Sit back, relax and look up. While some visitors briefly marvel at the overhead celestial show, increasing numbers choose their destination with stargazing in mind. Dark sky tourism is a small but growing trend. And when it comes to the best stargazing places, WA is blessed. We have some of the most pristine night skies in the world to view million of stars. When you are off the beaten track, in many of WA’s remote National Parks, you will experience a big sky from horizon to horizon. On a moonless night you can clearly see the Milky Way Galaxy stretch across the sky; an awe-inspiring view so close you feel like you could touch it.
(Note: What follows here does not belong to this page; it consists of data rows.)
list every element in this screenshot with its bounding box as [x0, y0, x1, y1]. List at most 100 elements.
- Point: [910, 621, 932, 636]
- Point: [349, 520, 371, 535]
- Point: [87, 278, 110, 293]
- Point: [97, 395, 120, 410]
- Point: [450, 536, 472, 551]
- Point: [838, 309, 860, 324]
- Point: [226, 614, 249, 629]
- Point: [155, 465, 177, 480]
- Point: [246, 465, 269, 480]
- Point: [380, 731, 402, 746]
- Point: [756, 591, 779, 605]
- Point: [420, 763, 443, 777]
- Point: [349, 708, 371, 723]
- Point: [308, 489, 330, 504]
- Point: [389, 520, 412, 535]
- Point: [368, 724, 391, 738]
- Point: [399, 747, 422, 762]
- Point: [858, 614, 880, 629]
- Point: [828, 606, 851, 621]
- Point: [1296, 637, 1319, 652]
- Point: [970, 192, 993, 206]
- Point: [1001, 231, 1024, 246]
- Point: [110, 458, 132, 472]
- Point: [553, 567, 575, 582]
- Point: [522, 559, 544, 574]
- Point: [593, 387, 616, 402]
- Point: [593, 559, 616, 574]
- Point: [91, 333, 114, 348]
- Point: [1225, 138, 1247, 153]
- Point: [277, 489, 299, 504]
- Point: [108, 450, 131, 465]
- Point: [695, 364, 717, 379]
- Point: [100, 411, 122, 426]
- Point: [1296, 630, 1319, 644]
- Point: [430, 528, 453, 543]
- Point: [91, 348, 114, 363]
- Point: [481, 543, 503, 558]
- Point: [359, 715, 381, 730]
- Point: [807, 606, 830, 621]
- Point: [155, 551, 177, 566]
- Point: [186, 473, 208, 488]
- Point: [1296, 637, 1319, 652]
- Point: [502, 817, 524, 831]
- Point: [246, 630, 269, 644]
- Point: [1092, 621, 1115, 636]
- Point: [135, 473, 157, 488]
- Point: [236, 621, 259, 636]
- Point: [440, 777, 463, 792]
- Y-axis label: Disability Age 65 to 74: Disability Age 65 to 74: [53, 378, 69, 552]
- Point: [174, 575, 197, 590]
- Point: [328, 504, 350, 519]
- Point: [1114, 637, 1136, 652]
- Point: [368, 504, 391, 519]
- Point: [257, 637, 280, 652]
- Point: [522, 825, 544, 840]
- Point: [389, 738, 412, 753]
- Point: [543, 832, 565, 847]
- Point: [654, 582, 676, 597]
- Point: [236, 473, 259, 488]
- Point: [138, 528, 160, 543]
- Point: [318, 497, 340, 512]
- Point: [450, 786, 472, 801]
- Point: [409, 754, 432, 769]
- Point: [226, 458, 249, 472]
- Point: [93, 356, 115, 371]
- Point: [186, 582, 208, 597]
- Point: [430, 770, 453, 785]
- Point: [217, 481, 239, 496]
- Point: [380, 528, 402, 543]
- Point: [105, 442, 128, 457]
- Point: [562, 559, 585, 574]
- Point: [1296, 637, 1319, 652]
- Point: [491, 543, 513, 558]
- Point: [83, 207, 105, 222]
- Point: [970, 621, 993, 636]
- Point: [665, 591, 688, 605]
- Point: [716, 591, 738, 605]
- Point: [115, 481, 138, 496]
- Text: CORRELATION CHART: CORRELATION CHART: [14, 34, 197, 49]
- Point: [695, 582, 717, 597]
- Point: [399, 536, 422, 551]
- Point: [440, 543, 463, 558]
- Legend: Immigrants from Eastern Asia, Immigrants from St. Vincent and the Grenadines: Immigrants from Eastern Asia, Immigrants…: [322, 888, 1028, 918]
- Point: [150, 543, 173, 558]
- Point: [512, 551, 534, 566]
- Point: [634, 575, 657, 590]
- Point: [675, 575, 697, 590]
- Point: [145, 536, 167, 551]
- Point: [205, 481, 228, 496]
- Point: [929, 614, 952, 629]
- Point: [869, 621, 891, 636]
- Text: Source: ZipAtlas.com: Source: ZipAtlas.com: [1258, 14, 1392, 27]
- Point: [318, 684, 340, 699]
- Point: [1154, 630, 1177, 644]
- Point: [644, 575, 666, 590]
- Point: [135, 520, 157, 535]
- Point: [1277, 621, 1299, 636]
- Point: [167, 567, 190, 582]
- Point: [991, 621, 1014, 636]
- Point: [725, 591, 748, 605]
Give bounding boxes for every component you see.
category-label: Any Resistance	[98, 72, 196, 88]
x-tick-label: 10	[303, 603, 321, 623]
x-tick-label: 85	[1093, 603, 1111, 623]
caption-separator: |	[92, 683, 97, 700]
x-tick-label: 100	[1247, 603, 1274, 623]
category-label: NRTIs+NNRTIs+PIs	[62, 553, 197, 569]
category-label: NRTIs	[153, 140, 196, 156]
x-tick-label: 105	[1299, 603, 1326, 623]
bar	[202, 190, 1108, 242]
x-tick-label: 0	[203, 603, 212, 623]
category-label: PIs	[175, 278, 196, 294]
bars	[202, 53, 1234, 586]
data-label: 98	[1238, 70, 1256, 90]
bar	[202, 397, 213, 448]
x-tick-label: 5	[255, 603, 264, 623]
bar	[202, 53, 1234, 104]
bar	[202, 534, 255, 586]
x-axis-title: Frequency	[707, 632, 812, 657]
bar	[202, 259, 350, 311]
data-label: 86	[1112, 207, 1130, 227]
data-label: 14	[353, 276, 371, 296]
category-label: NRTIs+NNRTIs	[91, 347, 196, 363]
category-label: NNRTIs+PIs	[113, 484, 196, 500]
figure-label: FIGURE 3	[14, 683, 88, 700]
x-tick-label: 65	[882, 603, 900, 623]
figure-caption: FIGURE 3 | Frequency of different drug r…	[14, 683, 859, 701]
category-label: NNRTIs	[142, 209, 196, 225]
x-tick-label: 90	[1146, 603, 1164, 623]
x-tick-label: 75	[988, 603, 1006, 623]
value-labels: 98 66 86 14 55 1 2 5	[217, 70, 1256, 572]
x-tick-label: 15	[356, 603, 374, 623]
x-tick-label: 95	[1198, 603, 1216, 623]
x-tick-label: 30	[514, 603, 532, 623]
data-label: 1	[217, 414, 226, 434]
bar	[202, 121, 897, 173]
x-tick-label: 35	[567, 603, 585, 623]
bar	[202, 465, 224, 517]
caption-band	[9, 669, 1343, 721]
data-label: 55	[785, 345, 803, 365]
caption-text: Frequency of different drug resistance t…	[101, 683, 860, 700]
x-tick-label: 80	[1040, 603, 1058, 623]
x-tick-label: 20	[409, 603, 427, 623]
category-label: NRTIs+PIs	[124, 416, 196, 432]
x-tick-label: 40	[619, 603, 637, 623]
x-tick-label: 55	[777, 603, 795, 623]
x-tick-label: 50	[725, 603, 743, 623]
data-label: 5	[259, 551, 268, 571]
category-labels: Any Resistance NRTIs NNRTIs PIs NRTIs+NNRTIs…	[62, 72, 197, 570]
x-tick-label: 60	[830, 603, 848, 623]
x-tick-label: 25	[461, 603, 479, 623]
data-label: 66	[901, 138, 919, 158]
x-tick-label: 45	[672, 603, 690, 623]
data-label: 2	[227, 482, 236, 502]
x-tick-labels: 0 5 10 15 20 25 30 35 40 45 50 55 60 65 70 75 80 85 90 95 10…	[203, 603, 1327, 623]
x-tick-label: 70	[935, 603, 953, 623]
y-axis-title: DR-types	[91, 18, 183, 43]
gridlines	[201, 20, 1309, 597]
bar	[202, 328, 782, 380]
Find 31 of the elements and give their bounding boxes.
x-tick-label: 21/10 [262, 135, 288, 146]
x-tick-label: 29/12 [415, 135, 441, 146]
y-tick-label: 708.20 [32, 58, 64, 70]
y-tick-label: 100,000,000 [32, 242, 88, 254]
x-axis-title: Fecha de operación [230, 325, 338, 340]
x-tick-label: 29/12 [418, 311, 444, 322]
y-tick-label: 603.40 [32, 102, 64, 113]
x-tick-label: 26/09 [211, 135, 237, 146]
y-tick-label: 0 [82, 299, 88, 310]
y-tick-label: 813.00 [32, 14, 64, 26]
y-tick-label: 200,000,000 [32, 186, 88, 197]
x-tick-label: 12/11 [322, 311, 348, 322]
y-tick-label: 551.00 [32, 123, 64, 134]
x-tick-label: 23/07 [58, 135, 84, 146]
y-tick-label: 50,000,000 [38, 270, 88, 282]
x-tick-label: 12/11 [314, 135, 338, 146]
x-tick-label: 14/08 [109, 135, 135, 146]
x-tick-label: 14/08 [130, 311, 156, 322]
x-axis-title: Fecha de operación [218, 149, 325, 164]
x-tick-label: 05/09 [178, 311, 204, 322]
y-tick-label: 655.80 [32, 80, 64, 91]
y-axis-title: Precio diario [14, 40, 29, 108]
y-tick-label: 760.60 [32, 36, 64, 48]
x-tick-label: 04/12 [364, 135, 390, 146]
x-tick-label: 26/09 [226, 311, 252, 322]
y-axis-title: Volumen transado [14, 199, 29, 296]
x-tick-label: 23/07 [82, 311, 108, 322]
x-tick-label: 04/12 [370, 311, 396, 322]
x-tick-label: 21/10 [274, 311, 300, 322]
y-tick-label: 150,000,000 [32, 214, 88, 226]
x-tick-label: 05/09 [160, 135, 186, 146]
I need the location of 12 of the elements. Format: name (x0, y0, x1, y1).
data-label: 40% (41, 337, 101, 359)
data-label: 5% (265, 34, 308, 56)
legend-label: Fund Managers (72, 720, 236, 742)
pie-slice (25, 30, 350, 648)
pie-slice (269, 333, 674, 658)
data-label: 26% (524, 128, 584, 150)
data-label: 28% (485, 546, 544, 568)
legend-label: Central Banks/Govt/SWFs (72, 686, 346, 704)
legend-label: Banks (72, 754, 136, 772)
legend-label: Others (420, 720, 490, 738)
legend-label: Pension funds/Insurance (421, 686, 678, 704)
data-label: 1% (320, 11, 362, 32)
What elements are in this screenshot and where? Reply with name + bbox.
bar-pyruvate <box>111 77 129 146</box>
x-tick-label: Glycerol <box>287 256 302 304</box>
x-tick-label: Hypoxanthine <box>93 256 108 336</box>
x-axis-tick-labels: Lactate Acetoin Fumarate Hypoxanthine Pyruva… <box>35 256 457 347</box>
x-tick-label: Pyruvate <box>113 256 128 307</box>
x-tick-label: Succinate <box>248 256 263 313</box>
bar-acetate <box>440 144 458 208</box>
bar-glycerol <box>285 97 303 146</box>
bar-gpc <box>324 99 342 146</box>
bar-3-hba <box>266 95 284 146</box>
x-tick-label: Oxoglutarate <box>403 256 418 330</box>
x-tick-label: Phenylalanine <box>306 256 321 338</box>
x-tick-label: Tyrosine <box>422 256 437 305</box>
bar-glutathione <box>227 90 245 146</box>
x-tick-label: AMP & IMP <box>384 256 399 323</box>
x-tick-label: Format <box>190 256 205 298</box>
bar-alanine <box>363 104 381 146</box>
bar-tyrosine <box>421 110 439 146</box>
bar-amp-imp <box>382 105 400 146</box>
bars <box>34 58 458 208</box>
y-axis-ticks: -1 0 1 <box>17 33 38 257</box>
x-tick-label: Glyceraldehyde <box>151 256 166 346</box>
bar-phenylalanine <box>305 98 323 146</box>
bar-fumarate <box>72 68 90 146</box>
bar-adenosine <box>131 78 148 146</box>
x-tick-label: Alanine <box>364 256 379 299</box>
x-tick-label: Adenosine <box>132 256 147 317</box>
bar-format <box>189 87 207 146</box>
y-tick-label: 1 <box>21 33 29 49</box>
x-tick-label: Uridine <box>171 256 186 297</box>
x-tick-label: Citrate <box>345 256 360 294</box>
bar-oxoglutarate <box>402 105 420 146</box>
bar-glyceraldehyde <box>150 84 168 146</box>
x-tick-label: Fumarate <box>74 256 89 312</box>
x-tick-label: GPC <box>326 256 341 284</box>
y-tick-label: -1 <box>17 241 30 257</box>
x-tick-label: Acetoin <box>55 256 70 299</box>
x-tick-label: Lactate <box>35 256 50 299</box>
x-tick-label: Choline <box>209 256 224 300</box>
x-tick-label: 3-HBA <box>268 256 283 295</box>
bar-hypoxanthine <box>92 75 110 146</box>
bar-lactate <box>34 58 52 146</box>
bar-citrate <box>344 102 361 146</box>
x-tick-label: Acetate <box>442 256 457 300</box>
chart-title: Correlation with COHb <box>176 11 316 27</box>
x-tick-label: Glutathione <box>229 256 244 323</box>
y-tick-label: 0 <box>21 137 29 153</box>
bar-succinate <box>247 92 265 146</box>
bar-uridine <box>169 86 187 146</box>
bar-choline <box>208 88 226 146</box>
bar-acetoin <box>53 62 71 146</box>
All you need is a comfortable chair to sit back in, or a beach rug. Better yet, grab a swag and let the night sky blanket you.

Stargazing tourists need food, water, a bed for the night and toilet facilities. For this reason national parks, with their established visitor facilities, are starting to make a virtue of their dark skies, far from the light pollution of urban settings.

For a truly unique, informative and entertaining experience, REMTREK offers a two-hour astronomy session under clear WA night skies at Dales Gorge Campground in Karijini National Park. Between April and September, using large portable 305 to 400mm diameter telescopes, the REMTREK guide takes you on an unforgettable cosmic journey that will leave you spellbound. From nearby neighbouring star Alpha Centauri to the very distant Omega Centauri Cluster and everything in-between, gaze through the telescopes at stars light-years away from earth.

Besides viewing stars, gazing at the heavenly body of the moon is a special experience. On a full moon in the outback the moonlight is so bright you can almost read a book. A full moon phenomenon to witness is the Staircase to the Moon at Roebuck Bay Marine Park. It appears each month from March to October, as the full moon rises and creates a reflection of its light across the ripples of the tidal flats making for a spectacular sight.

If you are really lucky, you may even witness the elusive Aurora Australis. It is very rare in WA and usually only ever seen along the southern coast from places such as Cape Le Grand National Park in Esperance.